High Above this Haunted City
My love of football got a resurgence over the last two years—kind of out of nowhere. I used to love it back in the day but I haven’t watched since the aughts.
The story of how the 2025 season became part of the story is a story for another day, but it had to do with a lot of numbers, and a lot of Jacksons—especially number 11, JSN.
This painting was metallic emerald green for the longest time and I never got inspired to paint over it until now. My accents would be yellow and rose and the colors applied messily with a pallet knife seemed to be making letters, Es, maybe a V in the corner.

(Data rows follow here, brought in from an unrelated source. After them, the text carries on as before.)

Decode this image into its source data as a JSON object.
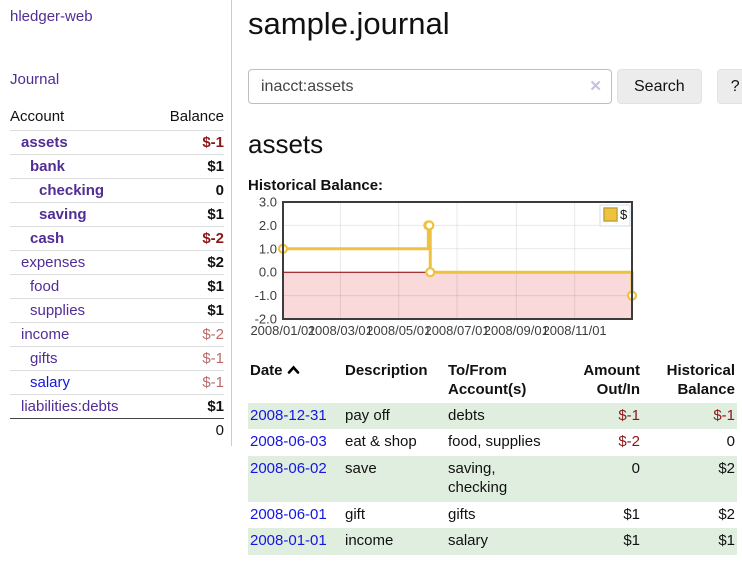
{
  "colors": {
    "purple_link": "#512d96",
    "blue_link": "#1515e0",
    "negative_strong": "#8c1717",
    "negative_soft": "#bb6a6a",
    "stripe_green": "#dfeedf",
    "chart_line_gold": "#edc240",
    "chart_negative_bg": "#f9d9d9",
    "chart_zero_line": "#8b0000",
    "chart_border": "#3c3c3c"
  },
  "sidebar": {
    "brand": "hledger-web",
    "nav": {
      "journal_label": "Journal"
    },
    "accounts_table": {
      "headers": {
        "account": "Account",
        "balance": "Balance"
      },
      "rows": [
        {
          "name": "assets",
          "indent": 1,
          "bold": true,
          "balance": "$-1",
          "balance_style": "neg-strong",
          "link": "purple"
        },
        {
          "name": "bank",
          "indent": 2,
          "bold": true,
          "balance": "$1",
          "balance_style": "pos",
          "link": "purple"
        },
        {
          "name": "checking",
          "indent": 3,
          "bold": true,
          "balance": "0",
          "balance_style": "pos",
          "link": "purple"
        },
        {
          "name": "saving",
          "indent": 3,
          "bold": true,
          "balance": "$1",
          "balance_style": "pos",
          "link": "purple"
        },
        {
          "name": "cash",
          "indent": 2,
          "bold": true,
          "balance": "$-2",
          "balance_style": "neg-strong",
          "link": "purple"
        },
        {
          "name": "expenses",
          "indent": 1,
          "bold": false,
          "balance": "$2",
          "balance_style": "pos",
          "link": "purple"
        },
        {
          "name": "food",
          "indent": 2,
          "bold": false,
          "balance": "$1",
          "balance_style": "pos",
          "link": "purple"
        },
        {
          "name": "supplies",
          "indent": 2,
          "bold": false,
          "balance": "$1",
          "balance_style": "pos",
          "link": "purple"
        },
        {
          "name": "income",
          "indent": 1,
          "bold": false,
          "balance": "$-2",
          "balance_style": "neg-soft",
          "link": "purple"
        },
        {
          "name": "gifts",
          "indent": 2,
          "bold": false,
          "balance": "$-1",
          "balance_style": "neg-soft",
          "link": "purple"
        },
        {
          "name": "salary",
          "indent": 2,
          "bold": false,
          "balance": "$-1",
          "balance_style": "neg-soft",
          "link": "blue"
        },
        {
          "name": "liabilities:debts",
          "indent": 1,
          "bold": false,
          "balance": "$1",
          "balance_style": "pos",
          "link": "purple"
        }
      ],
      "total": "0"
    }
  },
  "header": {
    "title": "sample.journal"
  },
  "search": {
    "value": "inacct:assets",
    "clear_icon": "✕",
    "button_label": "Search",
    "help_label": "?"
  },
  "account_page": {
    "heading": "assets",
    "chart_label": "Historical Balance:"
  },
  "chart_data": {
    "type": "line",
    "step": true,
    "legend": [
      {
        "label": "$",
        "color": "#edc240"
      }
    ],
    "legend_position": "top-right",
    "grid": true,
    "x_range": [
      "2008-01-01",
      "2008-12-31"
    ],
    "x_ticks": [
      {
        "date": "2008-01-01",
        "label": "2008/01/01"
      },
      {
        "date": "2008-03-01",
        "label": "2008/03/01"
      },
      {
        "date": "2008-05-01",
        "label": "2008/05/01"
      },
      {
        "date": "2008-07-01",
        "label": "2008/07/01"
      },
      {
        "date": "2008-09-01",
        "label": "2008/09/01"
      },
      {
        "date": "2008-11-01",
        "label": "2008/11/01"
      }
    ],
    "y_ticks": [
      3.0,
      2.0,
      1.0,
      0.0,
      -1.0,
      -2.0
    ],
    "y_tick_labels": [
      "3.0",
      "2.0",
      "1.0",
      "0.0",
      "-1.0",
      "-2.0"
    ],
    "ylim": [
      -2.0,
      3.0
    ],
    "negative_region_shaded": true,
    "series": [
      {
        "name": "$",
        "color": "#edc240",
        "points": [
          {
            "date": "2008-01-01",
            "value": 1
          },
          {
            "date": "2008-06-01",
            "value": 2
          },
          {
            "date": "2008-06-02",
            "value": 2
          },
          {
            "date": "2008-06-03",
            "value": 0
          },
          {
            "date": "2008-12-31",
            "value": -1
          }
        ]
      }
    ]
  },
  "register": {
    "headers": {
      "date": "Date",
      "description": "Description",
      "tofrom": "To/From Account(s)",
      "amount": "Amount Out/In",
      "balance": "Historical Balance"
    },
    "rows": [
      {
        "date": "2008-12-31",
        "description": "pay off",
        "accounts": "debts",
        "amount": "$-1",
        "amount_neg": true,
        "balance": "$-1",
        "balance_neg": true
      },
      {
        "date": "2008-06-03",
        "description": "eat & shop",
        "accounts": "food, supplies",
        "amount": "$-2",
        "amount_neg": true,
        "balance": "0",
        "balance_neg": false
      },
      {
        "date": "2008-06-02",
        "description": "save",
        "accounts": "saving,\nchecking",
        "amount": "0",
        "amount_neg": false,
        "balance": "$2",
        "balance_neg": false
      },
      {
        "date": "2008-06-01",
        "description": "gift",
        "accounts": "gifts",
        "amount": "$1",
        "amount_neg": false,
        "balance": "$2",
        "balance_neg": false
      },
      {
        "date": "2008-01-01",
        "description": "income",
        "accounts": "salary",
        "amount": "$1",
        "amount_neg": false,
        "balance": "$1",
        "balance_neg": false
      }
    ]
  }
}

Vs make me think Jackson is giving me a peace sign.
I flipped the canvas around and now the yellow in the corner looked like a football player wearing the number 11. Jackson from the story for another day.
So I taped over him to protect him while I continued to paint.
After applying the first layer of pink there was way too much of it so I layered over it with a chromatic black. There was a big blob of black around the top corner that was not working for me so I scraped a bunch of lines in it until I eventually noticed it looked like a stadium.
I removed the tape from number 11 and the separation around him from the rest of the painting made it feel like he was running through a portal to the stadium glowing green in the sky atop the Emerald City. There always seems to be an Emerald City.
The obsession with football wasn’t out of nowhere. Jackson wanted to experience winning a Super Bowl, and he did.
He wanted to make sure Mae was there to see it, and she was.
Red Sky Night and The Blues
In a story for another day, this painting cracked me open and it was maybe the first time I went completley intuitivley from deep subconscious. It was the one that really lit the spark for intuitive abstract and layers. This is the only painting I have ever finished in less than an hour and never touched again. And I never will. This was not painted by me.
80s Acid Wash and 90s Lipstick
This painting has had many ugly layers.
There are scattered words, from 1930 embedded in the gesso. It feels like I wrote that before.
I love that no matter how many layers of ugliness, in the texture it will always say “give me mercy and a minute and just keep breathing.”
These songs were my prayers. Music is medicine. And somewhere over this dirty rainbow there will be a prize.